Forest Thinning Projects Continue Under Controversial Rule

By Beacon Staff

Small thinning projects currently underway in the Flathead National Forest are drawing wide praise as a way to reduce wildfire danger, while also pumping some money back into the local wood products economy. But not all of the landowners adjacent to the logging projects are happy.

Gregg Alexander, who owns land on Teakettle Mountain near the Hungry Horse Ranger District, said the logging taking place around three borders of his property is more extensive than necessary for fuels reduction, leaving the area sparsely populated with a few slim trees.

“This whole area on my eastern border is virtually denuded of all trees,” Alexander said. “It’s not following the original prescription.”

Alexander, a Sierra Club member, opposed the thinning projects from the start. But another nearby property owner, who asked that his name not be used, said he was originally onboard with the logging projects and granted crews usage of roads on his land, but now wishes he hadn’t, after seeing how heavily logged the area turned out.

Landowner Dan Diamond, however, praised the Forest Service and Tough Go Logging for doing “an absolutely phenomenal job” on the Blankenship project.

“There isn’t anything they’ve done that has surprised me based on what they said they were going to do,” Diamond said, and he was impressed by the effort made by forest officials to get the input of property owners in the area.

“They did it like a candidate seeking voter support,” Diamond said. “They went door to door and talked to everybody.”

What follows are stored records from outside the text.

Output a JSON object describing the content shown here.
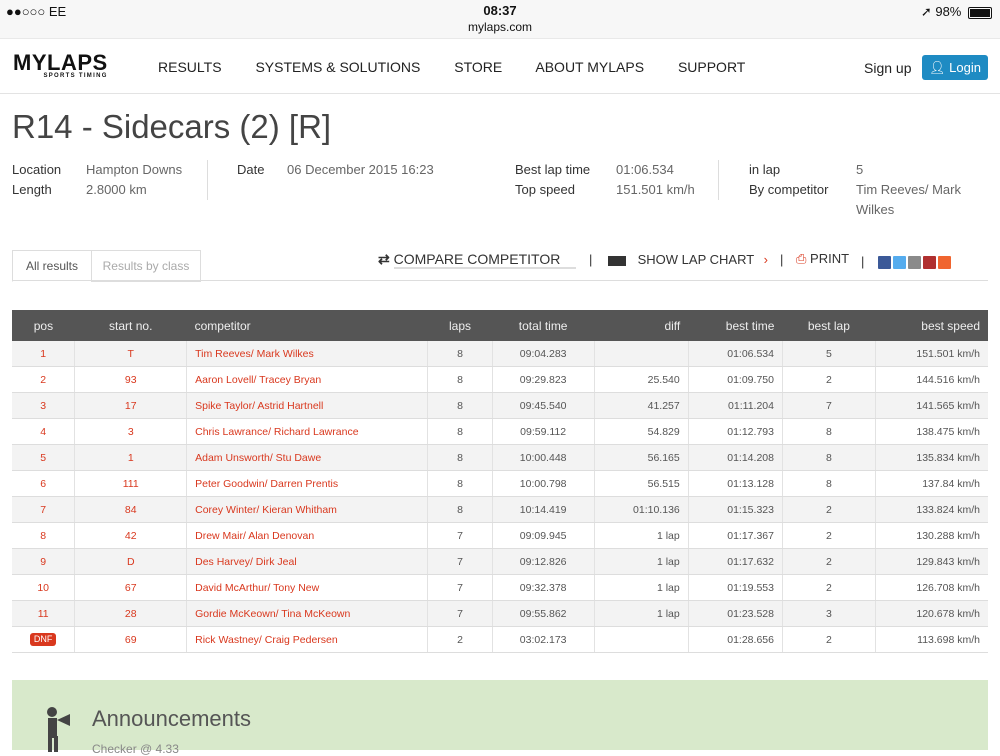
{
  "status_bar": {
    "carrier": "●●○○○ EE",
    "time": "08:37",
    "url": "mylaps.com",
    "battery": "98%"
  },
  "header": {
    "logo": "MYLAPS",
    "logo_sub": "SPORTS TIMING",
    "nav": [
      "RESULTS",
      "SYSTEMS & SOLUTIONS",
      "STORE",
      "ABOUT MYLAPS",
      "SUPPORT"
    ],
    "signup": "Sign up",
    "login": "Login"
  },
  "title": "R14 - Sidecars (2) [R]",
  "info": {
    "location_label": "Location",
    "location": "Hampton Downs",
    "length_label": "Length",
    "length": "2.8000 km",
    "date_label": "Date",
    "date": "06 December 2015 16:23",
    "best_lap_label": "Best lap time",
    "best_lap": "01:06.534",
    "top_speed_label": "Top speed",
    "top_speed": "151.501 km/h",
    "in_lap_label": "in lap",
    "in_lap": "5",
    "by_label": "By competitor",
    "by": "Tim Reeves/ Mark Wilkes"
  },
  "tabs": {
    "all": "All results",
    "by_class": "Results by class"
  },
  "tools": {
    "compare": "COMPARE COMPETITOR",
    "lap_chart": "SHOW LAP CHART",
    "print": "PRINT"
  },
  "table": {
    "headers": [
      "pos",
      "start no.",
      "competitor",
      "laps",
      "total time",
      "diff",
      "best time",
      "best lap",
      "best speed"
    ],
    "rows": [
      [
        "1",
        "T",
        "Tim Reeves/ Mark Wilkes",
        "8",
        "09:04.283",
        "",
        "01:06.534",
        "5",
        "151.501 km/h"
      ],
      [
        "2",
        "93",
        "Aaron Lovell/ Tracey Bryan",
        "8",
        "09:29.823",
        "25.540",
        "01:09.750",
        "2",
        "144.516 km/h"
      ],
      [
        "3",
        "17",
        "Spike Taylor/ Astrid Hartnell",
        "8",
        "09:45.540",
        "41.257",
        "01:11.204",
        "7",
        "141.565 km/h"
      ],
      [
        "4",
        "3",
        "Chris Lawrance/ Richard Lawrance",
        "8",
        "09:59.112",
        "54.829",
        "01:12.793",
        "8",
        "138.475 km/h"
      ],
      [
        "5",
        "1",
        "Adam Unsworth/ Stu Dawe",
        "8",
        "10:00.448",
        "56.165",
        "01:14.208",
        "8",
        "135.834 km/h"
      ],
      [
        "6",
        "111",
        "Peter Goodwin/ Darren Prentis",
        "8",
        "10:00.798",
        "56.515",
        "01:13.128",
        "8",
        "137.84 km/h"
      ],
      [
        "7",
        "84",
        "Corey Winter/ Kieran Whitham",
        "8",
        "10:14.419",
        "01:10.136",
        "01:15.323",
        "2",
        "133.824 km/h"
      ],
      [
        "8",
        "42",
        "Drew Mair/ Alan Denovan",
        "7",
        "09:09.945",
        "1 lap",
        "01:17.367",
        "2",
        "130.288 km/h"
      ],
      [
        "9",
        "D",
        "Des Harvey/ Dirk Jeal",
        "7",
        "09:12.826",
        "1 lap",
        "01:17.632",
        "2",
        "129.843 km/h"
      ],
      [
        "10",
        "67",
        "David McArthur/ Tony New",
        "7",
        "09:32.378",
        "1 lap",
        "01:19.553",
        "2",
        "126.708 km/h"
      ],
      [
        "11",
        "28",
        "Gordie McKeown/ Tina McKeown",
        "7",
        "09:55.862",
        "1 lap",
        "01:23.528",
        "3",
        "120.678 km/h"
      ],
      [
        "DNF",
        "69",
        "Rick Wastney/ Craig Pedersen",
        "2",
        "03:02.173",
        "",
        "01:28.656",
        "2",
        "113.698 km/h"
      ]
    ]
  },
  "announcements": {
    "title": "Announcements",
    "first": "Checker @ 4.33"
  },
  "colors": {
    "accent_red": "#d9381e",
    "login_blue": "#1e8bc3",
    "header_dark": "#555555",
    "announce_green": "#d8e9cb"
  }
}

The Blankenship project is expected to yield 4.7 million board feet from 830 acres. A large part of Alexander’s objection to the logging stems from the fact that this project – and eight others in the Flathead – were approved under the U.S. Forest Service’s “categorical exclusion” rule, which has since been overturned by the 9th U.S. Circuit Court of Appeals.

Former Forest Service Chief Dale Bosworth established the categorical exclusion rule, part of President Bush’s Healthy Forests Initiative, as a way to bypass expensive and time-consuming environmental analyses on small projects: logging under 1,000 acres and prescribed burns under 4,500 acres.

The rule was intended as a way to expedite projects that would reduce fire danger on public land close to private land, the so-called wildland-urban interface. But the Sierra Club charged that the Forest Service was abusing the categorical exclusion rule by logging in California’s Eldorado Forest, where several projects just under a thousand acres, alongside one another and far from private land, were approved.

In December, the Court sided with the Sierra Club, saying the Forest Service “failed to assess properly the significance of the hazardous fuels reduction categorical exclusion.” The 9th Circuit Court ordered a District Court to issue an injunction halting projects approved under the categorical exclusion rule, but that hasn’t happened yet.

So the Forest Service is scrambling to accomplish as much as it can, while the scope of the injunction remains unknown. In the meantime, the agency has ceased to issue any new decisions on fuel reduction under the categorical exclusion rule, and will refrain from awarding any contracts on decisions made after Oct. 8, 2004.

Bob Clark, of the Sierra Club’s Montana chapter, said he does not believe there has been any abuse of the categorical exclusion rule here.

“When it comes to fuel reduction work, in general, we do support doing thinning around communities,” Clark said, “and want to see that work carried out in a way that reduces ladder fuels.”

Jimmy DeHerrera, ranger on the Hungry Horse and Glacier View districts, said he received a whole range of perspectives as to how the thinning projects should proceed. Some landowners urged the Forest Service to thin more aggressively around their land, DeHerrera said, while one woman said she would rather see her house burn down than have any trees cut.

“Every project the Forest Service does we get the whole spectrum of comments,” DeHerrera said. “We just try to strike a balance.”

DeHerrera characterized public opinion of the Blankenship project as positive, but said what negative feedback he has received has come from the Teakettle Mountain area, where thick stands of Lodgepole Pine grow, adding that Lodgepole Pines have thinner trunks and grow in dense stands, but are so highly flammable that those areas rarely look good after logging.

“For some in the Blankenship area, it didn’t quite turn out like people had envisioned and it’s mostly in those Lodgepole stands,” DeHerrera said, and the Forest Service will continue the work until the injunction is issued and he hears otherwise: “Right now, we don’t have anything saying to close operations down.”